With the growing numbers of Americans taking medications for chronic conditions as diabetes, high blood pressure and high cholesterol, many people suffer from unknown side effects such as headaches, swollen ankles and palpitations.  For this reason, many folks are non-compliant with taking medications. Side effects can be devastating.  What can you do to avoid experiencing some of the serious drug reactions from regular prescription medication use?



Protect yourself

These steps can help protect you from some of the dangerous side effects of your medicationsIf you have a questions, please call your doctor or pharmacist.

If you start feeling out of sorts while taking any medication, notify your doctor. Discuss with your doctor what you are feeling.  Ask him if this could be a medication side effect.

Make sure that you use the same pharmacy for all medications, that way the pharmacist can maintain a log of all meds which will make it easier to recognize potentially lethal drug combinations.

I noticed in my practice as a nurse that many people will opt for the easier way out of dealing with a medical problem - taking a pill.  Try being more proactive and involved with your health by making lifestyle changes.
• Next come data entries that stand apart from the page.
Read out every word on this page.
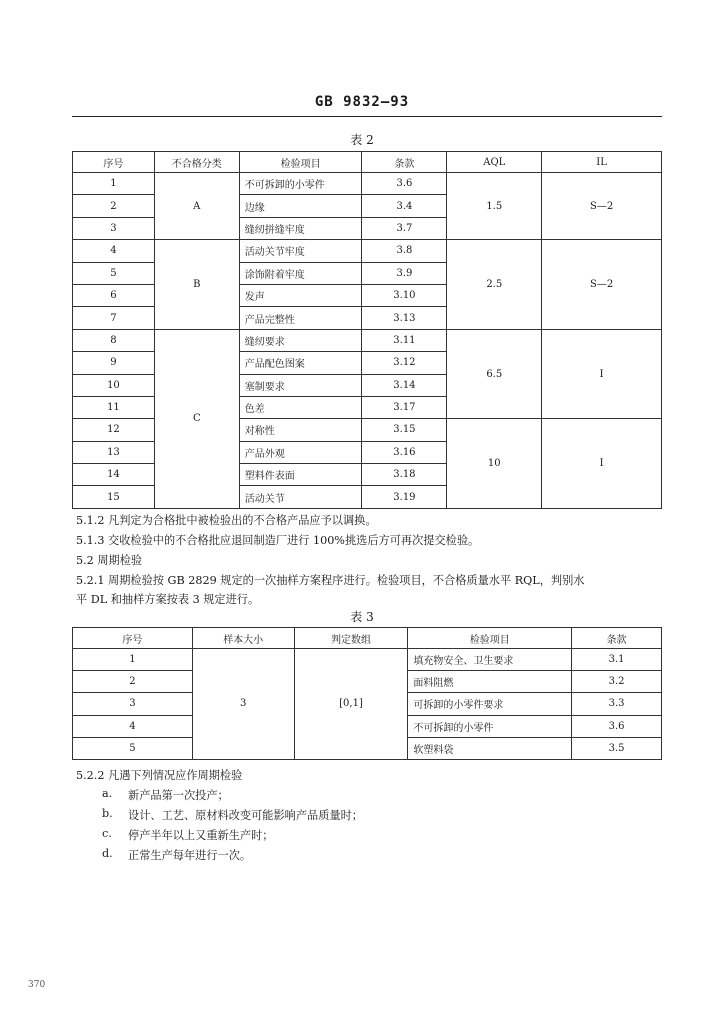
GB 9832—93
表 2
序号	不合格分类	检验项目	条款	AQL	IL
1	A	不可拆卸的小零件	3.6	1.5	S—2
2		边缘	3.4		
3		缝纫拼缝牢度	3.7		
4	B	活动关节牢度	3.8	2.5	S—2
5		涂饰附着牢度	3.9		
6		发声	3.10		
7		产品完整性	3.13		
8	C	缝纫要求	3.11	6.5	I
9		产品配色图案	3.12		
10		塞制要求	3.14		
11		色差	3.17		
12		对称性	3.15	10	I
13		产品外观	3.16		
14		塑料件表面	3.18		
15		活动关节	3.19		
5.1.2 凡判定为合格批中被检验出的不合格产品应予以调换。
5.1.3 交收检验中的不合格批应退回制造厂进行 100%挑选后方可再次提交检验。
5.2 周期检验
5.2.1 周期检验按 GB 2829 规定的一次抽样方案程序进行。检验项目，不合格质量水平 RQL，判别水
平 DL 和抽样方案按表 3 规定进行。
表 3
序号	样本大小	判定数组	检验项目	条款
1	3	[0,1]	填充物安全、卫生要求	3.1
2			面料阻燃	3.2
3			可拆卸的小零件要求	3.3
4			不可拆卸的小零件	3.6
5			软塑料袋	3.5
5.2.2 凡遇下列情况应作周期检验
a. 新产品第一次投产；
b. 设计、工艺、原材料改变可能影响产品质量时；
c. 停产半年以上又重新生产时；
d. 正常生产每年进行一次。
370
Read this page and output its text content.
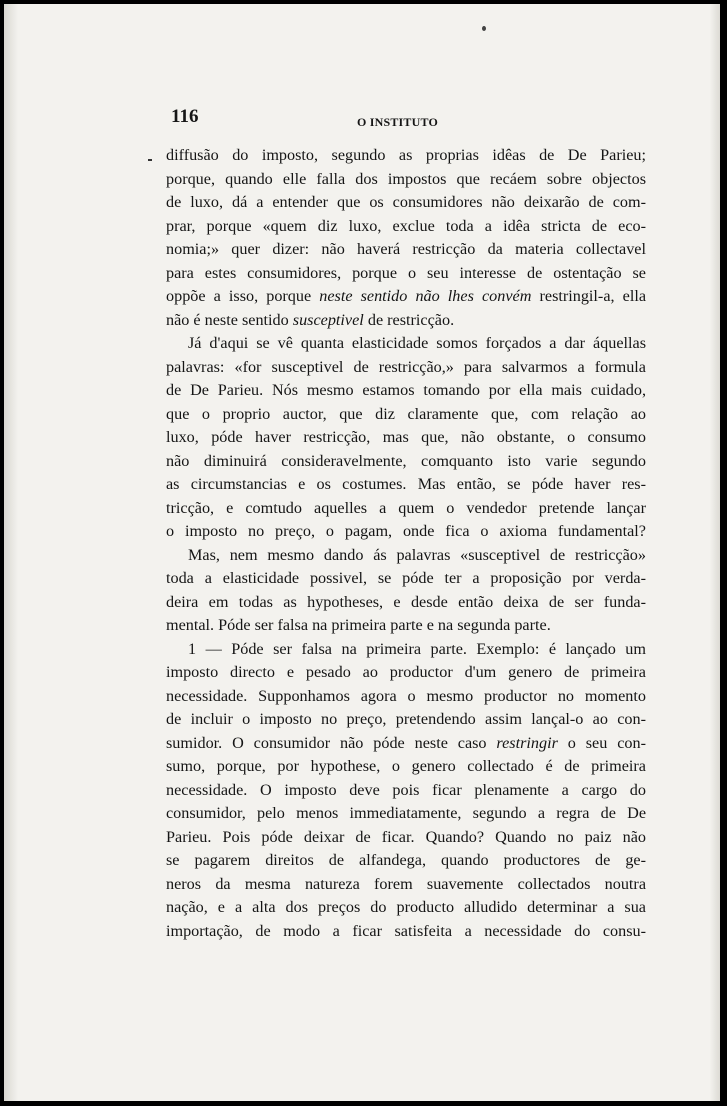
116	O INSTITUTO
diffusão do imposto, segundo as proprias idêas de De Parieu;
porque, quando elle falla dos impostos que recáem sobre objectos
de luxo, dá a entender que os consumidores não deixarão de com-
prar, porque «quem diz luxo, exclue toda a idêa stricta de eco-
nomia;» quer dizer: não haverá restricção da materia collectavel
para estes consumidores, porque o seu interesse de ostentação se
oppõe a isso, porque neste sentido não lhes convém restringil-a, ella
não é neste sentido susceptivel de restricção.
Já d'aqui se vê quanta elasticidade somos forçados a dar áquellas
palavras: «for susceptivel de restricção,» para salvarmos a formula
de De Parieu. Nós mesmo estamos tomando por ella mais cuidado,
que o proprio auctor, que diz claramente que, com relação ao
luxo, póde haver restricção, mas que, não obstante, o consumo
não diminuirá consideravelmente, comquanto isto varie segundo
as circumstancias e os costumes. Mas então, se póde haver res-
tricção, e comtudo aquelles a quem o vendedor pretende lançar
o imposto no preço, o pagam, onde fica o axioma fundamental?
Mas, nem mesmo dando ás palavras «susceptivel de restricção»
toda a elasticidade possivel, se póde ter a proposição por verda-
deira em todas as hypotheses, e desde então deixa de ser funda-
mental. Póde ser falsa na primeira parte e na segunda parte.
1 — Póde ser falsa na primeira parte. Exemplo: é lançado um
imposto directo e pesado ao productor d'um genero de primeira
necessidade. Supponhamos agora o mesmo productor no momento
de incluir o imposto no preço, pretendendo assim lançal-o ao con-
sumidor. O consumidor não póde neste caso restringir o seu con-
sumo, porque, por hypothese, o genero collectado é de primeira
necessidade. O imposto deve pois ficar plenamente a cargo do
consumidor, pelo menos immediatamente, segundo a regra de De
Parieu. Pois póde deixar de ficar. Quando? Quando no paiz não
se pagarem direitos de alfandega, quando productores de ge-
neros da mesma natureza forem suavemente collectados noutra
nação, e a alta dos preços do producto alludido determinar a sua
importação, de modo a ficar satisfeita a necessidade do consu-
Such changes may include the usual recommendations of losing weight, more fruits and vegetables, stress reduction and relaxation.

Don't be too quick to job with new medications. I just can't fathom how medications can be released for the general public anyway without this information.  Ask your doctor for a medication that has been out at least five to ten years.

Don't forget to ask your doctor why he is prescribing a medication.  Many times I have spoken with patients and asked these questions as part of a medical history and they often don't know why they are taking many medications.

Don't stop taking a medication suddenly. Stopping some medications suddenly can be lethal.

By using some of these common sense measures, hopefully, you can protect yourself and loved ones against drug reactions.